Was it an international plot to fragment Cuban society by separating families and causing personal upheaval by forcing people to abandon their homeland? Who is to blame for the growing marginalization of society, the runaway growth of corruption at all levels, the fifth largest rate of incarceration in the world, or the acceptance of new moral and ethical codes which justify any actions as means of survival in the the jungle that Cuba has become? All this has resulted in the greatest loss of moral values of all time.

It is clear that, by the time he realized that the country was on the edge of a precipice, President Raúl Castro was already aware of many of these problems. However, his commitment to the past seems not to have allowed him to take effective measures to rectify, at least in some way, all the damage caused to the nation that was unrelated to external factors.
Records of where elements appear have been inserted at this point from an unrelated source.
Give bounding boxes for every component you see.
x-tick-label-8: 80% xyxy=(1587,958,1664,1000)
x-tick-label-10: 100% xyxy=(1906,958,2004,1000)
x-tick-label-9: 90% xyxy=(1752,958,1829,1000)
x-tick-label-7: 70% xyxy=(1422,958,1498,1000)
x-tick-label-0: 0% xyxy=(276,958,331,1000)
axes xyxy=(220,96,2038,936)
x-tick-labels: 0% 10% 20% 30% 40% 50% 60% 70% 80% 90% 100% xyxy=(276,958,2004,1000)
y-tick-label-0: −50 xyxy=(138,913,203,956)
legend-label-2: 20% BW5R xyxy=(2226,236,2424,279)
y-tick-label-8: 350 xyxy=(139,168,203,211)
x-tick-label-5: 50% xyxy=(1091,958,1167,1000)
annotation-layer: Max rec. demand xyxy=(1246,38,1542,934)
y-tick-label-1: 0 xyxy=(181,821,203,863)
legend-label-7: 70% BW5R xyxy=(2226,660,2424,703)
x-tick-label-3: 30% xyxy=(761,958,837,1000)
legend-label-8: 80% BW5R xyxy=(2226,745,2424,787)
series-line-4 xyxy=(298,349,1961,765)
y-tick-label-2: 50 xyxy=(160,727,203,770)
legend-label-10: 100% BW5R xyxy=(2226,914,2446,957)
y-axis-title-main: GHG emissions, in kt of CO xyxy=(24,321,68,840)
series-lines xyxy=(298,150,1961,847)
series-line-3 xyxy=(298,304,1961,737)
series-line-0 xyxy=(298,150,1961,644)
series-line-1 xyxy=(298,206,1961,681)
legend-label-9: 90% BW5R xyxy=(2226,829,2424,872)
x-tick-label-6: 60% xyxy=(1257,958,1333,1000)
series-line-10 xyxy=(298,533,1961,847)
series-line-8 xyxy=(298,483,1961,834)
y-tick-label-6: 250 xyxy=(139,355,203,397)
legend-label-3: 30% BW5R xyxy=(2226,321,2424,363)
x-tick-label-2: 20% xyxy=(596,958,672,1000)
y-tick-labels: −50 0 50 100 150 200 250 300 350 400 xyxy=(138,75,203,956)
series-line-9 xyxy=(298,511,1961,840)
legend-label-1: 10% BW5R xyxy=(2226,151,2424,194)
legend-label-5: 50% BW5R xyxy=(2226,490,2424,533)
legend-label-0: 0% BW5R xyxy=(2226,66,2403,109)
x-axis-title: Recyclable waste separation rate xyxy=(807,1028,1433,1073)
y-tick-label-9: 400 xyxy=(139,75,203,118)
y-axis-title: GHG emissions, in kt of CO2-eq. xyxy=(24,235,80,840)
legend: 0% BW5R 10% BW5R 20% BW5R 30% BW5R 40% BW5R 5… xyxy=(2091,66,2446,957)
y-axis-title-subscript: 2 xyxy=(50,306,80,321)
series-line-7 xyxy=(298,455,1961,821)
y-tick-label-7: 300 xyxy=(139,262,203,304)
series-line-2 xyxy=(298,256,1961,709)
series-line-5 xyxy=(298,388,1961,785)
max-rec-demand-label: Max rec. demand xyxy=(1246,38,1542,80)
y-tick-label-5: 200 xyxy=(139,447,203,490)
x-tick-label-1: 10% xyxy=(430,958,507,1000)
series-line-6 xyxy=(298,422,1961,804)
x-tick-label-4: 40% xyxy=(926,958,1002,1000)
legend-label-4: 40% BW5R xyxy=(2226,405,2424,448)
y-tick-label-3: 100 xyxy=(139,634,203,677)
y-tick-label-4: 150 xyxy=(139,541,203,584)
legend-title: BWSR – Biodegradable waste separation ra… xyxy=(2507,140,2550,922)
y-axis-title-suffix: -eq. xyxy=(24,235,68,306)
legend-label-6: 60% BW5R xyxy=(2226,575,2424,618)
It is hoped that the resolution on the embargo, which is scheduled for a vote on for November 13, will once again condemn it. We have never supported the embargo, which has been used by the Cuban government as a justification for all its failures and repression.

However, to condemn only the embargo is a decision that would not take into account the most important aspect of the Cuban experience, which is the blockade imposed by authorities preventing the people from realizing their potential and from enjoying their rights. We, therefore, feel it would be fitting that the resolution to be approved, in addition to condensing the American embargo, also demand that the Cuban government take the following steps:

That it promote freedom for Cubans, respect for human rights and the introduction of real economic reforms to allow them to fulfill their creative capabilities;

That the National Assembly of People’s Power ratify the the International Convention on Economic, Social and Cultural Rights and the International Convention on Civil and Political Rights, endorsed in writing by the government on December 10, 2008.

Democratic countries would make a great contribution to the Cuban people if a balanced resolution were approved in the current session of the United Nations General Assembly.